Papers analyse e-mail row
June 7, 2002 Politics is sliding down a slippery downwards spiral, according to the Daily Telegraph.
First there was sleaze, then spin and now smear, the paper claims.
Smear is the word many of the papers use to describe the latest e-mail scandal to hit the Department of Transport.
The Daily Mail calls those responsible "The Smear Merchants" and claims they "set out to destroy" the woman who headed the Paddington Survivors Group.
Pam Warren, who is pictured on the front page with the clear plastic mask she wore after the train crash, was not politically motivated, the paper says, and had always been a floating voter.
The Independent argues the affair betrays Labour's "obsession with presentation rather than substance".
But the Guardian argues the publication of the actual e-mails shows the target was not Warren, and Labour insiders are blaming Railtrack shareholders for stirring up trouble.
The threat of a "nuclear showdown" in Kashmir remains the focus of many of the broadsheets.
Britain and America "are ready to send troops" to avert a conflict, the Times insists.
It is a proposal India and Pakistan have both so far rejected - but British Defence sources have indicated to the paper that in private both countries are singing a very different tune.
The paper's foreign editor insists that a nuclear war is "still the least likely finale".
But the Daily Mail suggests a tit-for-tat nuclear exchange would wipe out 12 million people in Asia, and that the nuclear fallout would hit Europe.
The Financial Times suggests Western governments are considering withholding economic aid to Pakistan.
And the Guardian argues the war has already begun, and describes how one man dozing in the village of Garkwal was shocked when a "shell plunged through the air, killing two of his cows".

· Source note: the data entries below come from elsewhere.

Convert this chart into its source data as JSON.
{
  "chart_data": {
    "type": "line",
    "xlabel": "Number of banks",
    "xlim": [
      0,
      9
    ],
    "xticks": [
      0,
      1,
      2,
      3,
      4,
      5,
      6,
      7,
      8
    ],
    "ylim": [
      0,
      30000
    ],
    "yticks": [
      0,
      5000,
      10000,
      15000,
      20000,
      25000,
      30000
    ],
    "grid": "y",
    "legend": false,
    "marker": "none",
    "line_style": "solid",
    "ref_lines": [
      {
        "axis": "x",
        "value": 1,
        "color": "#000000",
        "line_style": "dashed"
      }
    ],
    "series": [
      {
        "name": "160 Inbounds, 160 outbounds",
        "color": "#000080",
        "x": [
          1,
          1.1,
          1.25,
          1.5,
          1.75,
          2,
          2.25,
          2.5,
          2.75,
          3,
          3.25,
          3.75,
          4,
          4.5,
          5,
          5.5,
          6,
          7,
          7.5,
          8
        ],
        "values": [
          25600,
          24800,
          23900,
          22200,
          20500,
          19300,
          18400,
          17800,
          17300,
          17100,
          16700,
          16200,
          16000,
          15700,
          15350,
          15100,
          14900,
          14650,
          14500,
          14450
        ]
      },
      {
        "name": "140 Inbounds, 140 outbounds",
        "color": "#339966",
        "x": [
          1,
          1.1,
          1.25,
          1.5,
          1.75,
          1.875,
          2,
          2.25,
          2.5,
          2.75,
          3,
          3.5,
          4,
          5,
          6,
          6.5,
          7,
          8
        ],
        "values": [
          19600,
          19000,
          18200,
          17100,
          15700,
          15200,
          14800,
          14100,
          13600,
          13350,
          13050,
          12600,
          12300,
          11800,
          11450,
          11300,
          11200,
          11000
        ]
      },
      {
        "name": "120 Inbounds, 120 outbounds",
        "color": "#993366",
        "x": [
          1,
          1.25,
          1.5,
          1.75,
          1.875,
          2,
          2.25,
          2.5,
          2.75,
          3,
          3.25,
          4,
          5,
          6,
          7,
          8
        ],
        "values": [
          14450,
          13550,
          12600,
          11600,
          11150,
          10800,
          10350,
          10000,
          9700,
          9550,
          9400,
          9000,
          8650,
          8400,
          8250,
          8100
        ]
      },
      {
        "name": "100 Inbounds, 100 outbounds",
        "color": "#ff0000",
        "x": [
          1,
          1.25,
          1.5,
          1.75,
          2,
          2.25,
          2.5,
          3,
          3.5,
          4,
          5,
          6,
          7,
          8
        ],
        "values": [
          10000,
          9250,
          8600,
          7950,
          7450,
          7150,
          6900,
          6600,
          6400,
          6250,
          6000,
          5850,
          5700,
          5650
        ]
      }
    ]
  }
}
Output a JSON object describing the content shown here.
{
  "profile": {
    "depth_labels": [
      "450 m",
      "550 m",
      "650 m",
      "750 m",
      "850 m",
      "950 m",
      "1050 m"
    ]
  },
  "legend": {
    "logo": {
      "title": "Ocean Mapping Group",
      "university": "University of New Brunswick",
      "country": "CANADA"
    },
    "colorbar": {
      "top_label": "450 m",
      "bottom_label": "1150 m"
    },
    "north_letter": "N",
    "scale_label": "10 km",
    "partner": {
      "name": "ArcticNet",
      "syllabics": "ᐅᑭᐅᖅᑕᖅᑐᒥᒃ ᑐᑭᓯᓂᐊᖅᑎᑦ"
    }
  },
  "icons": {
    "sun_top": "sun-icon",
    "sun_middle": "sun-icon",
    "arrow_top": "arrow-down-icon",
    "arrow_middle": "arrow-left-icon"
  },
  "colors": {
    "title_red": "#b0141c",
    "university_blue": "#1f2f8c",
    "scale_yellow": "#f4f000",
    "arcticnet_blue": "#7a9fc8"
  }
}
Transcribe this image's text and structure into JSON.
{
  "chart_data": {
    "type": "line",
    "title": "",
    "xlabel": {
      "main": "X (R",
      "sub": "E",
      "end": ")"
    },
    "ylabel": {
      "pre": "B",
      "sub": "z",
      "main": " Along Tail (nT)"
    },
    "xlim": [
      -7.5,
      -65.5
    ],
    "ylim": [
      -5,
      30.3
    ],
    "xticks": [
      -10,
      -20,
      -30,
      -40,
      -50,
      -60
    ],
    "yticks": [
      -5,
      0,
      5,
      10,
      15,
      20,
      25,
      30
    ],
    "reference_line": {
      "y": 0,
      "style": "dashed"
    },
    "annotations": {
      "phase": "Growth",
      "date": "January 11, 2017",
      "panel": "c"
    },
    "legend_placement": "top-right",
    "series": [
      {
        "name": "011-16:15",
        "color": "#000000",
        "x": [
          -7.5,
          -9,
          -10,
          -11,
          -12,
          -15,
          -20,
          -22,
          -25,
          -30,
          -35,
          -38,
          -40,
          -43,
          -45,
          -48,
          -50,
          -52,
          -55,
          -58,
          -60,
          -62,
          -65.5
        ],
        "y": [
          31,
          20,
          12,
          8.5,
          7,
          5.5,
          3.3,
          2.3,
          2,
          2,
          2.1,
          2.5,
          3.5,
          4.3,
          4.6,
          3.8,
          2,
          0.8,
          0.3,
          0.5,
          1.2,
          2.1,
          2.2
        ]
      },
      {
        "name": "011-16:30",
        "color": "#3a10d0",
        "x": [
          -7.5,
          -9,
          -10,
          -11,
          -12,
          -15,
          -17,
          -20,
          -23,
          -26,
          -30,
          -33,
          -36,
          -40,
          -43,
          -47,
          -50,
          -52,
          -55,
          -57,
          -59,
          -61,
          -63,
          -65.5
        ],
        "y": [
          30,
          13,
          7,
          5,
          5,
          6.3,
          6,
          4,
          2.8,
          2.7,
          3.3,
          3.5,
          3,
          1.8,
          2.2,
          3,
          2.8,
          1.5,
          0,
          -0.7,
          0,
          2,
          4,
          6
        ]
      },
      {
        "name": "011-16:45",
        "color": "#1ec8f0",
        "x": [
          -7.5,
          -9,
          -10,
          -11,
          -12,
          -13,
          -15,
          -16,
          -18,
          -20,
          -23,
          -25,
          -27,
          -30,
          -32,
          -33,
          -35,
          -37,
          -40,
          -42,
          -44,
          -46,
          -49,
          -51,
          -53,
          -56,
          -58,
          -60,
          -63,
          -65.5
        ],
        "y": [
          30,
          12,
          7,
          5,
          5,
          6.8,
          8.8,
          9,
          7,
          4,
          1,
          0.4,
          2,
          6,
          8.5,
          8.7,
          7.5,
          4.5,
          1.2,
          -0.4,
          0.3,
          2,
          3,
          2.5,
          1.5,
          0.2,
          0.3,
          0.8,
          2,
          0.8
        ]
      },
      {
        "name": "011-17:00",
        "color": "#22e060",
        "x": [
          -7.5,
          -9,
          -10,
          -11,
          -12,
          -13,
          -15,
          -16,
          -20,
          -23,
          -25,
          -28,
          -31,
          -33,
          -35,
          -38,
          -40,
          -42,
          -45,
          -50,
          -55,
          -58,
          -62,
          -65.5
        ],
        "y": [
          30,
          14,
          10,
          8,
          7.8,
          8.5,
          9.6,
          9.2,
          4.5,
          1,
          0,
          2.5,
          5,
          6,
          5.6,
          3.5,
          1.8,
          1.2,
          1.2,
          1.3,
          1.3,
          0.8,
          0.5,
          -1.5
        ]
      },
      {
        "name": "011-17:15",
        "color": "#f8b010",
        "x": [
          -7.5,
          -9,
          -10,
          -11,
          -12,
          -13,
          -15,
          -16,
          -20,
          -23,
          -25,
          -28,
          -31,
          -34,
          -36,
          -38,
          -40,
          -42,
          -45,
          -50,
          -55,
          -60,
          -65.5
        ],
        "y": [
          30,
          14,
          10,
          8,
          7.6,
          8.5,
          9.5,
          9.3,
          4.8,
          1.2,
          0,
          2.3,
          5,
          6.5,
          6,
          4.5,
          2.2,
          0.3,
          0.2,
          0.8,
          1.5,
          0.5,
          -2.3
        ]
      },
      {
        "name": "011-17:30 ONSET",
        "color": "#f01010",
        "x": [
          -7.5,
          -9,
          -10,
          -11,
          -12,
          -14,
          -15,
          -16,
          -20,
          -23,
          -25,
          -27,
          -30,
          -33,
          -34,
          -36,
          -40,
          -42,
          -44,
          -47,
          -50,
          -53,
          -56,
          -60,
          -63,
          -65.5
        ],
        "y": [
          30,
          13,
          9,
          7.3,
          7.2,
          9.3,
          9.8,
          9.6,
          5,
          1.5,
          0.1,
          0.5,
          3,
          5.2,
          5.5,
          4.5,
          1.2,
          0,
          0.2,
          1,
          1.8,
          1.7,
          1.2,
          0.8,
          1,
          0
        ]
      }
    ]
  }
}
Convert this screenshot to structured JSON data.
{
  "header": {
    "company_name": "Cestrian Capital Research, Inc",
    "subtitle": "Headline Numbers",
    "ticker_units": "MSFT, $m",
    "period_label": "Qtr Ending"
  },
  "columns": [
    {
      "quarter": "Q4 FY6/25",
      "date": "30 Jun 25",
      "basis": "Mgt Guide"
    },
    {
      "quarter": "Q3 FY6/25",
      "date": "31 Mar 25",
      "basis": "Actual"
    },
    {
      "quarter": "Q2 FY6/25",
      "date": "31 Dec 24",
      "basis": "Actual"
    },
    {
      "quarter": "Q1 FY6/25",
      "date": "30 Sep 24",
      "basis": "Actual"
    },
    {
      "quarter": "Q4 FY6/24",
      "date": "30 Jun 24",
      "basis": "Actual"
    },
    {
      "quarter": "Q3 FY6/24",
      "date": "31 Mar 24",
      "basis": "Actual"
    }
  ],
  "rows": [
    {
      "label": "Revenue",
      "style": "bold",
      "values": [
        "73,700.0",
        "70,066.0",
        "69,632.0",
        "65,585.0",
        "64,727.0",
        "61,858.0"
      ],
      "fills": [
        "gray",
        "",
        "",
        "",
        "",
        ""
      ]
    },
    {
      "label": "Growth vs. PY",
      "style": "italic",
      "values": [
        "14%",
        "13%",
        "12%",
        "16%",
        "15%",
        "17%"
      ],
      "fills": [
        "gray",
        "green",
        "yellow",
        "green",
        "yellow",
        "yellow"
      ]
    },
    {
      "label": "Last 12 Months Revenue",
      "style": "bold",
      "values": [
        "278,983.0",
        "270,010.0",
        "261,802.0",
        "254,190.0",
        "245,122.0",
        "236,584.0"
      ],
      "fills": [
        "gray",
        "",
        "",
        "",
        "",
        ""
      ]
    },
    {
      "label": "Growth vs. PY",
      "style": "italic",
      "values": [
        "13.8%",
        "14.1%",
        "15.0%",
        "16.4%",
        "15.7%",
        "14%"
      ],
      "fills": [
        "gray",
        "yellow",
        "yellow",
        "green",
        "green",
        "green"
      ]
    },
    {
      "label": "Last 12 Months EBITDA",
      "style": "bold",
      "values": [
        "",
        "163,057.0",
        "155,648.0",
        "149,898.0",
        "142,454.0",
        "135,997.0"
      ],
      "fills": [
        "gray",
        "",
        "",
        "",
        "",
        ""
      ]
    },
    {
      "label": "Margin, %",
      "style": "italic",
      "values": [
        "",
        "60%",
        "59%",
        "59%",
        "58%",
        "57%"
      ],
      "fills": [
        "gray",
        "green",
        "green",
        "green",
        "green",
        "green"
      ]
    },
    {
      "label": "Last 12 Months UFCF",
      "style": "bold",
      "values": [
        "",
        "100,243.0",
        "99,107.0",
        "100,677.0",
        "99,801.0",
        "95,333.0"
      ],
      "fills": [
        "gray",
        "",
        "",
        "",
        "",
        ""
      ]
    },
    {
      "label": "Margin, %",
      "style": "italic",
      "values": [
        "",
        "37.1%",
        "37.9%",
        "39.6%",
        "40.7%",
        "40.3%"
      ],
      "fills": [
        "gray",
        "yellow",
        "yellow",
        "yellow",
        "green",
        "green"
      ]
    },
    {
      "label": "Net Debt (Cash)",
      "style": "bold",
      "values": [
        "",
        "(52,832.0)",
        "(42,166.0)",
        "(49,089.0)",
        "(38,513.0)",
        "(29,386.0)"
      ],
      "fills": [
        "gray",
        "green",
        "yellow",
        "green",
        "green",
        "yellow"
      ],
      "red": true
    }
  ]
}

The fallout of the terrorist attacks on New York and Washington is still affecting the global economy, according to the Times.
It welcomes the decision of the Monetary Policy Committee to leave interest rates at four percent.
The Independent agrees that "it makes sense to wait and see what shape the economy is really in".
Several papers burst into song to urge the team on in their match against Argentina.
"Don't cry for me Argentina, The truth is we've got you baffled," claims the Daily Mail, with the help of lyricist Tim Rice.
Sven Goran Eriksson is offered some Swedish inspiration by the Mirror in some reworked Abba songs.
They include "The Winner Takes it All... But we'll take a draw" or "Gimme gimme gimme a goal after midday" or even "I do I do I do I do do want to score".
And the Guardian is confident that Sven will be able to sing "I did it my way".
Spare a thought for a judge who, in the line of duty, the Telegraph explains, "will be sampling the effects of hot air for an hour".
Judge Michael Fysh is to take a ride in a hot air balloon to decide a battle between two companies about a patent for a deflation device.
The paper observes that although it shouldn't be particularly windy "wigs will not be worn".